Le manette di Lavitola consolidano Ranucci nel campo largo

       Se l’obiettivo di Walter Lavitola, appena finito, anzi rifinito in carcere per un altro capitolo della sua vita a dir poco avventurosa, era già nello scorso autunno di aumentare la notorietà e il consenso attorno a Sigfrido Ranucci col botto di un attentato all’auto vuota davanti casa, si può ben dire, anche senza ridere, che esso -l’obiettivo- è stato pienamente raggiunto anche con le nuove manette

       Collocato dallo stesso Lavitola, fra una portata e l’altra di qualcuno dei loro incontri al ristorante romano di pesce, nel cosiddetto campo largo dell’alternativa al centrodestra per spingerlo sino alla guida come candidato a Palazzo Chigi per la prossima legislatura, il conduttore televisivo ha fatto il miracolo di unire a sua difesa proprio quel campo tanto largo quanto diviso.
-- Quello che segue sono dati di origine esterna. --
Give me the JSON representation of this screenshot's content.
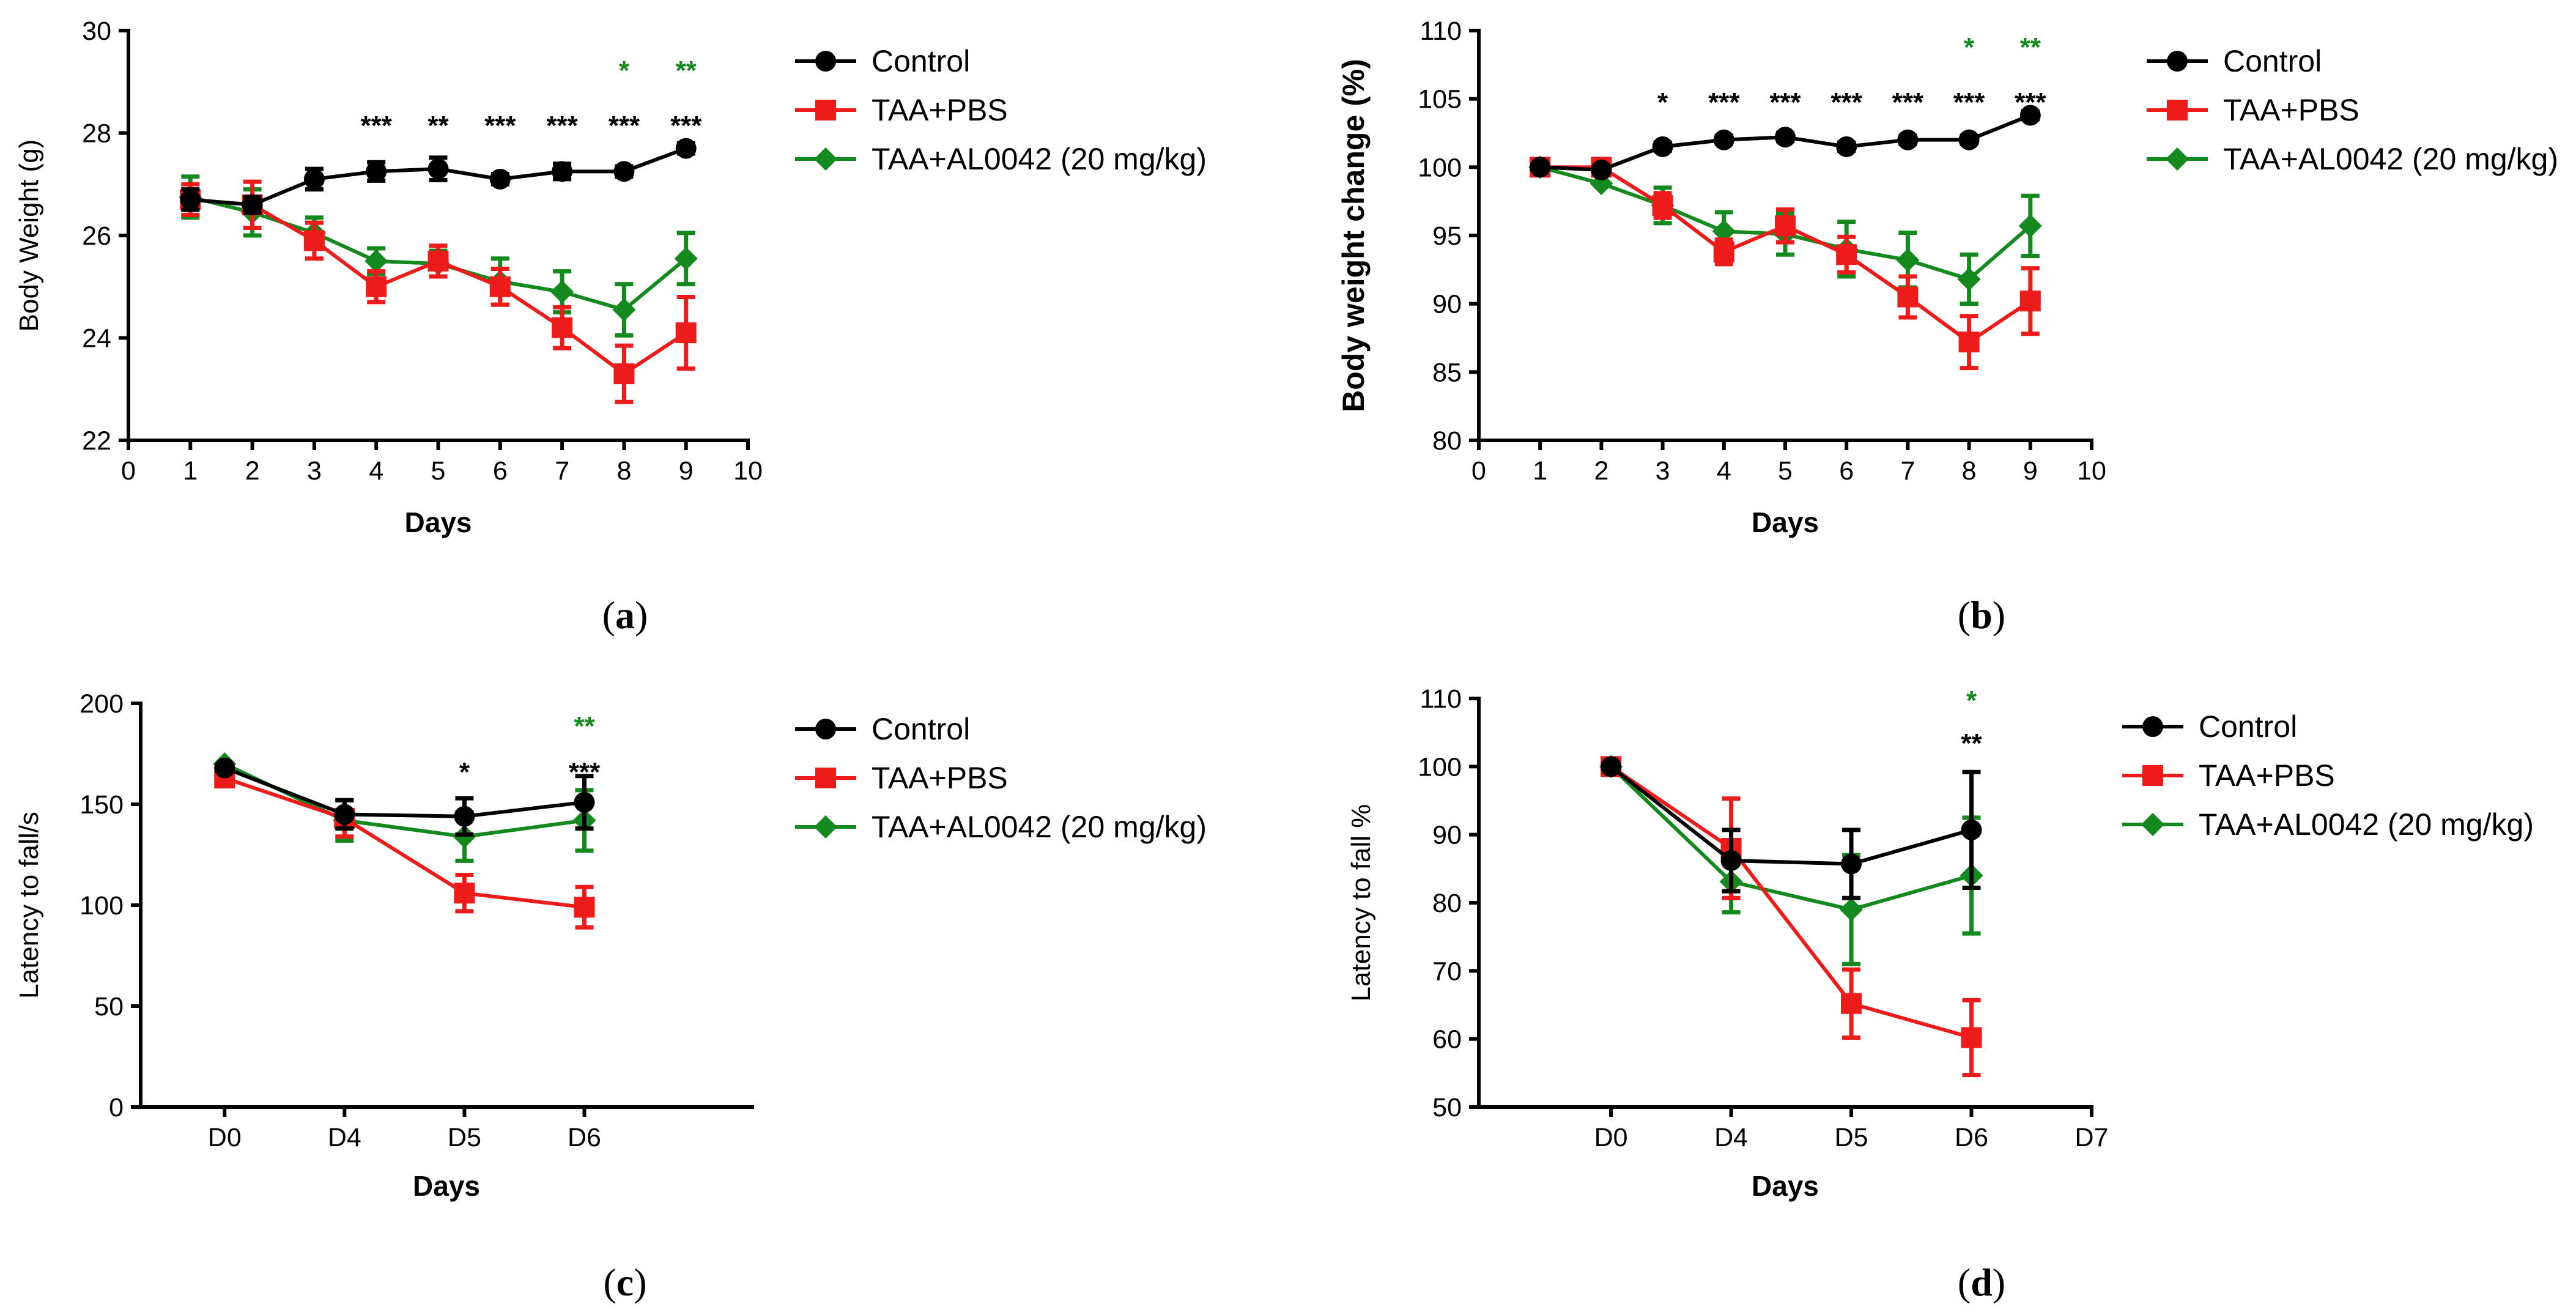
{
  "colors": {
    "control": "#000000",
    "taa_pbs": "#ee1b1b",
    "taa_al0042": "#14891e"
  },
  "panel_labels": {
    "a": "a",
    "b": "b",
    "c": "c",
    "d": "d"
  },
  "chart_data": [
    {
      "id": "a",
      "type": "line",
      "xlabel": "Days",
      "ylabel": "Body Weight (g)",
      "xlim": [
        0,
        10
      ],
      "ylim": [
        22,
        30
      ],
      "xticks": [
        0,
        1,
        2,
        3,
        4,
        5,
        6,
        7,
        8,
        9,
        10
      ],
      "xticklabels": [
        "0",
        "1",
        "2",
        "3",
        "4",
        "5",
        "6",
        "7",
        "8",
        "9",
        "10"
      ],
      "yticks": [
        22,
        24,
        26,
        28,
        30
      ],
      "yticklabels": [
        "22",
        "24",
        "26",
        "28",
        "30"
      ],
      "legend": [
        "Control",
        "TAA+PBS",
        "TAA+AL0042 (20 mg/kg)"
      ],
      "series": [
        {
          "name": "Control",
          "color": "#000000",
          "marker": "circle",
          "x": [
            1,
            2,
            3,
            4,
            5,
            6,
            7,
            8,
            9
          ],
          "values": [
            26.7,
            26.6,
            27.1,
            27.25,
            27.3,
            27.1,
            27.25,
            27.25,
            27.7
          ],
          "errors": [
            0.2,
            0.15,
            0.2,
            0.18,
            0.22,
            0.1,
            0.15,
            0.1,
            0.1
          ]
        },
        {
          "name": "TAA+PBS",
          "color": "#ee1b1b",
          "marker": "square",
          "x": [
            1,
            2,
            3,
            4,
            5,
            6,
            7,
            8,
            9
          ],
          "values": [
            26.7,
            26.6,
            25.9,
            25.0,
            25.5,
            25.0,
            24.2,
            23.3,
            24.1
          ],
          "errors": [
            0.3,
            0.45,
            0.35,
            0.3,
            0.3,
            0.35,
            0.4,
            0.55,
            0.7
          ]
        },
        {
          "name": "TAA+AL0042 (20 mg/kg)",
          "color": "#14891e",
          "marker": "diamond",
          "x": [
            1,
            2,
            3,
            4,
            5,
            6,
            7,
            8,
            9
          ],
          "values": [
            26.75,
            26.45,
            26.05,
            25.5,
            25.45,
            25.1,
            24.9,
            24.55,
            25.55
          ],
          "errors": [
            0.4,
            0.45,
            0.3,
            0.25,
            0.25,
            0.45,
            0.4,
            0.5,
            0.5
          ]
        }
      ],
      "annotations": [
        {
          "x": 4,
          "text": "***",
          "color": "#000000",
          "row": 0
        },
        {
          "x": 5,
          "text": "**",
          "color": "#000000",
          "row": 0
        },
        {
          "x": 6,
          "text": "***",
          "color": "#000000",
          "row": 0
        },
        {
          "x": 7,
          "text": "***",
          "color": "#000000",
          "row": 0
        },
        {
          "x": 8,
          "text": "***",
          "color": "#000000",
          "row": 0
        },
        {
          "x": 8,
          "text": "*",
          "color": "#14891e",
          "row": 1
        },
        {
          "x": 9,
          "text": "***",
          "color": "#000000",
          "row": 0
        },
        {
          "x": 9,
          "text": "**",
          "color": "#14891e",
          "row": 1
        }
      ]
    },
    {
      "id": "b",
      "type": "line",
      "xlabel": "Days",
      "ylabel": "Body weight change (%)",
      "xlim": [
        0,
        10
      ],
      "ylim": [
        80,
        110
      ],
      "xticks": [
        0,
        1,
        2,
        3,
        4,
        5,
        6,
        7,
        8,
        9,
        10
      ],
      "xticklabels": [
        "0",
        "1",
        "2",
        "3",
        "4",
        "5",
        "6",
        "7",
        "8",
        "9",
        "10"
      ],
      "yticks": [
        80,
        85,
        90,
        95,
        100,
        105,
        110
      ],
      "yticklabels": [
        "80",
        "85",
        "90",
        "95",
        "100",
        "105",
        "110"
      ],
      "legend": [
        "Control",
        "TAA+PBS",
        "TAA+AL0042 (20 mg/kg)"
      ],
      "series": [
        {
          "name": "Control",
          "color": "#000000",
          "marker": "circle",
          "x": [
            1,
            2,
            3,
            4,
            5,
            6,
            7,
            8,
            9
          ],
          "values": [
            100,
            99.8,
            101.5,
            102,
            102.2,
            101.5,
            102,
            102,
            103.8
          ],
          "errors": [
            0,
            0,
            0.3,
            0.3,
            0.3,
            0.3,
            0.3,
            0.3,
            0.3
          ]
        },
        {
          "name": "TAA+PBS",
          "color": "#ee1b1b",
          "marker": "square",
          "x": [
            1,
            2,
            3,
            4,
            5,
            6,
            7,
            8,
            9
          ],
          "values": [
            100,
            100,
            97.2,
            93.8,
            95.7,
            93.6,
            90.5,
            87.2,
            90.2
          ],
          "errors": [
            0,
            0,
            0.9,
            0.9,
            1.2,
            1.3,
            1.5,
            1.9,
            2.4
          ]
        },
        {
          "name": "TAA+AL0042 (20 mg/kg)",
          "color": "#14891e",
          "marker": "diamond",
          "x": [
            1,
            2,
            3,
            4,
            5,
            6,
            7,
            8,
            9
          ],
          "values": [
            100,
            98.8,
            97.2,
            95.3,
            95.1,
            94,
            93.2,
            91.8,
            95.7
          ],
          "errors": [
            0,
            0,
            1.3,
            1.4,
            1.5,
            2,
            2,
            1.8,
            2.2
          ]
        }
      ],
      "annotations": [
        {
          "x": 3,
          "text": "*",
          "color": "#000000",
          "row": 0
        },
        {
          "x": 4,
          "text": "***",
          "color": "#000000",
          "row": 0
        },
        {
          "x": 5,
          "text": "***",
          "color": "#000000",
          "row": 0
        },
        {
          "x": 6,
          "text": "***",
          "color": "#000000",
          "row": 0
        },
        {
          "x": 7,
          "text": "***",
          "color": "#000000",
          "row": 0
        },
        {
          "x": 8,
          "text": "***",
          "color": "#000000",
          "row": 0
        },
        {
          "x": 8,
          "text": "*",
          "color": "#14891e",
          "row": 1
        },
        {
          "x": 9,
          "text": "***",
          "color": "#000000",
          "row": 0
        },
        {
          "x": 9,
          "text": "**",
          "color": "#14891e",
          "row": 1
        }
      ]
    },
    {
      "id": "c",
      "type": "line",
      "xlabel": "Days",
      "ylabel": "Latency to fall/s",
      "xlim": [
        -0.7,
        4.4
      ],
      "ylim": [
        0,
        200
      ],
      "xticks": [
        0,
        1,
        2,
        3
      ],
      "xticklabels": [
        "D0",
        "D4",
        "D5",
        "D6"
      ],
      "yticks": [
        0,
        50,
        100,
        150,
        200
      ],
      "yticklabels": [
        "0",
        "50",
        "100",
        "150",
        "200"
      ],
      "legend": [
        "Control",
        "TAA+PBS",
        "TAA+AL0042 (20 mg/kg)"
      ],
      "series": [
        {
          "name": "Control",
          "color": "#000000",
          "marker": "circle",
          "x": [
            0,
            1,
            2,
            3
          ],
          "values": [
            168,
            145,
            144,
            151
          ],
          "errors": [
            0,
            7,
            9,
            13
          ]
        },
        {
          "name": "TAA+PBS",
          "color": "#ee1b1b",
          "marker": "square",
          "x": [
            0,
            1,
            2,
            3
          ],
          "values": [
            163,
            143,
            106,
            99
          ],
          "errors": [
            0,
            9,
            9,
            10
          ]
        },
        {
          "name": "TAA+AL0042 (20 mg/kg)",
          "color": "#14891e",
          "marker": "diamond",
          "x": [
            0,
            1,
            2,
            3
          ],
          "values": [
            170,
            142,
            134,
            142
          ],
          "errors": [
            0,
            10,
            12,
            15
          ]
        }
      ],
      "annotations": [
        {
          "x": 2,
          "text": "*",
          "color": "#000000",
          "row": 0
        },
        {
          "x": 3,
          "text": "***",
          "color": "#000000",
          "row": 0
        },
        {
          "x": 3,
          "text": "**",
          "color": "#14891e",
          "row": 1
        }
      ]
    },
    {
      "id": "d",
      "type": "line",
      "xlabel": "Days",
      "ylabel": "Latency to fall %",
      "xlim": [
        -1.1,
        4
      ],
      "ylim": [
        50,
        110
      ],
      "xticks": [
        0,
        1,
        2,
        3,
        4
      ],
      "xticklabels": [
        "D0",
        "D4",
        "D5",
        "D6",
        "D7"
      ],
      "yticks": [
        50,
        60,
        70,
        80,
        90,
        100,
        110
      ],
      "yticklabels": [
        "50",
        "60",
        "70",
        "80",
        "90",
        "100",
        "110"
      ],
      "legend": [
        "Control",
        "TAA+PBS",
        "TAA+AL0042 (20 mg/kg)"
      ],
      "series": [
        {
          "name": "Control",
          "color": "#000000",
          "marker": "circle",
          "x": [
            0,
            1,
            2,
            3
          ],
          "values": [
            100,
            86.2,
            85.7,
            90.7
          ],
          "errors": [
            0,
            4.5,
            5,
            8.5
          ]
        },
        {
          "name": "TAA+PBS",
          "color": "#ee1b1b",
          "marker": "square",
          "x": [
            0,
            1,
            2,
            3
          ],
          "values": [
            100,
            88,
            65.2,
            60.2
          ],
          "errors": [
            0,
            7.3,
            5,
            5.5
          ]
        },
        {
          "name": "TAA+AL0042 (20 mg/kg)",
          "color": "#14891e",
          "marker": "diamond",
          "x": [
            0,
            1,
            2,
            3
          ],
          "values": [
            100,
            83.1,
            79,
            84
          ],
          "errors": [
            0,
            4.5,
            8,
            8.5
          ]
        }
      ],
      "annotations": [
        {
          "x": 3,
          "text": "**",
          "color": "#000000",
          "row": 0
        },
        {
          "x": 3,
          "text": "*",
          "color": "#14891e",
          "row": 1
        }
      ]
    }
  ]
}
Da quelle parti sono tutti insorti, ma proprio tutti, anche quelli che dovrebbero subirne la concorrenza nella scalata al vertice del governo, contro la sospensione di Ranucci se non dalla Rai tout court, almeno dalla conduzione di Report chiesta dal vice presidente leghista del Consiglio Matteo Salvini.

       Neppure l’eclissi solare oggi riuscìrà ad oscurare le scommesse di Lavitola sulla carriera politica dell’amico e le ambizioni dello stesso Ranucci. Di cui, almeno sinora, non risulta dalle indagini giudiziarie in corso qualche protesta o altra iniziativa di dissenso dai progetti di Lavitola su di lui.   Ora assecondati paradossalmente, ripeto, con la solidarietà dell’intero campo largo a Ranucci.